Bloomberg columnist Megan McArdle calls this one of the big open questions. In her piece “Is Obamacare Pulling the Plug on Medical Innovation?” she noted: 
The only way to find out, of course, is to wait (though really, we’ll still end up arguing: If medical innovation falls, the law’s supporters can always say it would have fallen anyway; if it goes up or stays steady, the opposition can always argue that it would have risen further). But here’s one sign to watch: Venture-capital investment in medical technology seems to be falling fast. 
Is this related to Obamacare? Frustratingly, it’s hard to tell… [But] a tax on medical devices and a more stringent cost-control environment could hardly help. 
As a practicing physician, I’m deeply troubled by the possibility of any slowdown in innovation, especially because we’re on the cusp of a new round of potentially game-changing medical advances. Some recent examples include: 
3D printing of replacement body parts 
Personalized medicine using individuals’ genetic data 
* New diagnostic tests that can detect lung cancer with a breath 
* “Spleen on a chip” to fight infection 
Real-life tricorder 
Bionic eyes 
As McArdle notes in a separate piece, other innovations may be less glamorous but still vitally important in preserving quality of life, such as a new bladder control prosthesis that helps prevent urinary infections in patients with spinal cord injuries and neurodegenerative diseases. 
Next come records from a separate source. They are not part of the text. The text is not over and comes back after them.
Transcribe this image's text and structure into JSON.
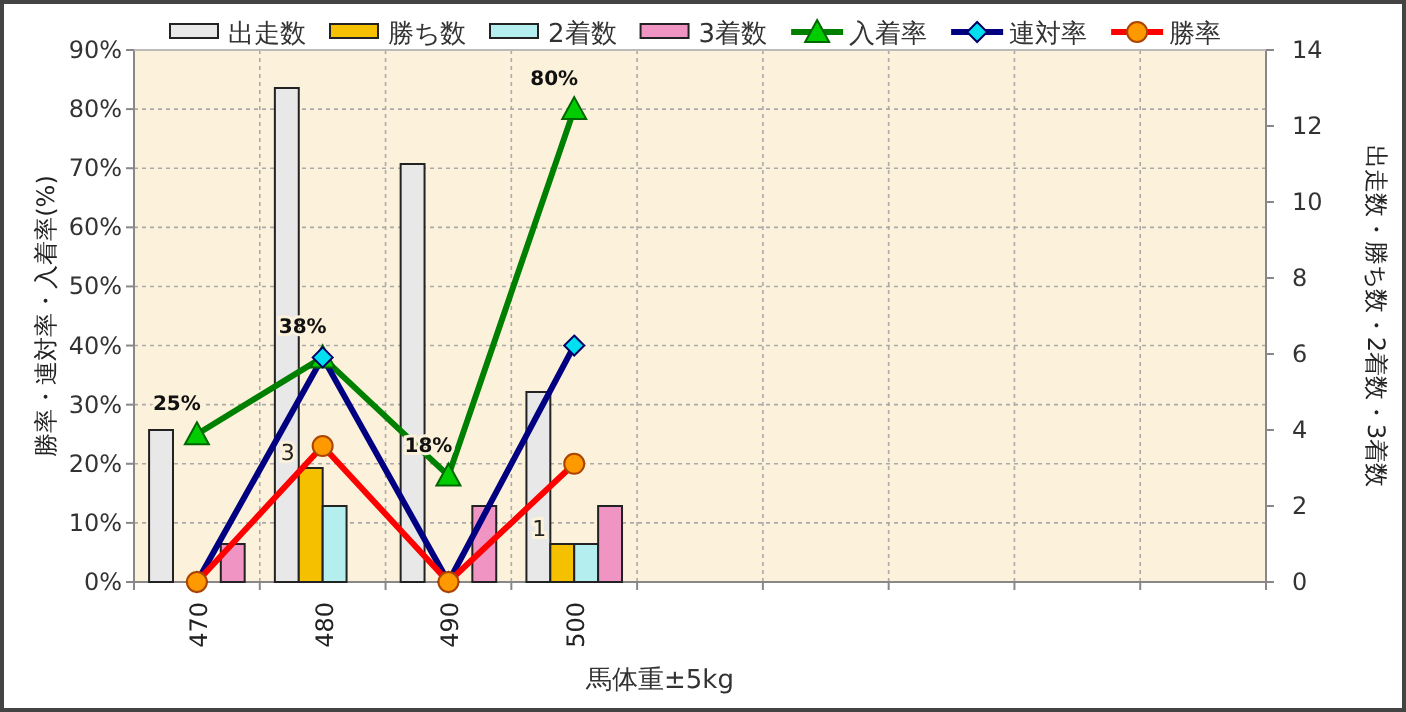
{
  "chart_data": {
    "type": "bar",
    "xlabel": "馬体重±5kg",
    "ylabel": "勝率・連対率・入着率(%)",
    "y2label": "出走数・勝ち数・2着数・3着数",
    "categories": [
      "470",
      "480",
      "490",
      "500",
      null,
      null,
      null,
      null,
      null
    ],
    "series": [
      {
        "name": "出走数",
        "axis": "y2",
        "color": "#e8e8e8",
        "values": [
          4,
          13,
          11,
          5,
          null,
          null,
          null,
          null,
          null
        ]
      },
      {
        "name": "勝ち数",
        "axis": "y2",
        "color": "#f5c000",
        "values": [
          0,
          3,
          0,
          1,
          null,
          null,
          null,
          null,
          null
        ],
        "value_labels": [
          null,
          "3",
          null,
          "1",
          null,
          null,
          null,
          null,
          null
        ]
      },
      {
        "name": "2着数",
        "axis": "y2",
        "color": "#b4eeee",
        "values": [
          0,
          2,
          0,
          1,
          null,
          null,
          null,
          null,
          null
        ]
      },
      {
        "name": "3着数",
        "axis": "y2",
        "color": "#f094c4",
        "values": [
          1,
          0,
          2,
          2,
          null,
          null,
          null,
          null,
          null
        ]
      },
      {
        "name": "入着率",
        "type": "line",
        "axis": "y",
        "color": "#008000",
        "marker": "triangle",
        "colors": [
          "#00cc00",
          "#00cc00",
          "#00cc00",
          "#00cc00",
          null,
          null,
          null,
          null,
          null
        ],
        "values": [
          25,
          38,
          18,
          80,
          null,
          null,
          null,
          null,
          null
        ],
        "value_labels": [
          "25%",
          "38%",
          "18%",
          "80%",
          null,
          null,
          null,
          null,
          null
        ]
      },
      {
        "name": "連対率",
        "type": "line",
        "axis": "y",
        "color": "#000080",
        "marker": "diamond",
        "colors": [
          "#00e0f0",
          "#00e0f0",
          "#00e0f0",
          "#00e0f0",
          null,
          null,
          null,
          null,
          null
        ],
        "values": [
          0,
          38,
          0,
          40,
          null,
          null,
          null,
          null,
          null
        ]
      },
      {
        "name": "勝率",
        "type": "line",
        "axis": "y",
        "color": "#ff0000",
        "marker": "circle",
        "colors": [
          "#ff9900",
          "#ff9900",
          "#ff9900",
          "#ff9900",
          null,
          null,
          null,
          null,
          null
        ],
        "values": [
          0,
          23,
          0,
          20,
          null,
          null,
          null,
          null,
          null
        ]
      }
    ],
    "ylim": [
      0,
      90
    ],
    "yticks": [
      {
        "value": 0,
        "label": "0%"
      },
      {
        "value": 10,
        "label": "10%"
      },
      {
        "value": 20,
        "label": "20%"
      },
      {
        "value": 30,
        "label": "30%"
      },
      {
        "value": 40,
        "label": "40%"
      },
      {
        "value": 50,
        "label": "50%"
      },
      {
        "value": 60,
        "label": "60%"
      },
      {
        "value": 70,
        "label": "70%"
      },
      {
        "value": 80,
        "label": "80%"
      },
      {
        "value": 90,
        "label": "90%"
      }
    ],
    "y2lim": [
      0,
      14
    ],
    "y2ticks": [
      0,
      2,
      4,
      6,
      8,
      10,
      12,
      14
    ],
    "grid": true,
    "legend": "top",
    "line_style": "solid"
  }
}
But many medical device manufacturers run on extremely thin margins. Small differences in the tax and regulatory environment can mean the difference between a product coming to market — or being abandoned as not worth the effort. 
It’s easy to see the lives saved by products that exist. But it’s almost impossible to know which lives would have been saved by innovations that never made it to market. This is just an application of Frederic Bastiat’s old principle of “the seen vs. the unseen.”
Remember, when you want less of something, tax it.  Why would we want fewer medical innovations?  Is there some advantage I don't see?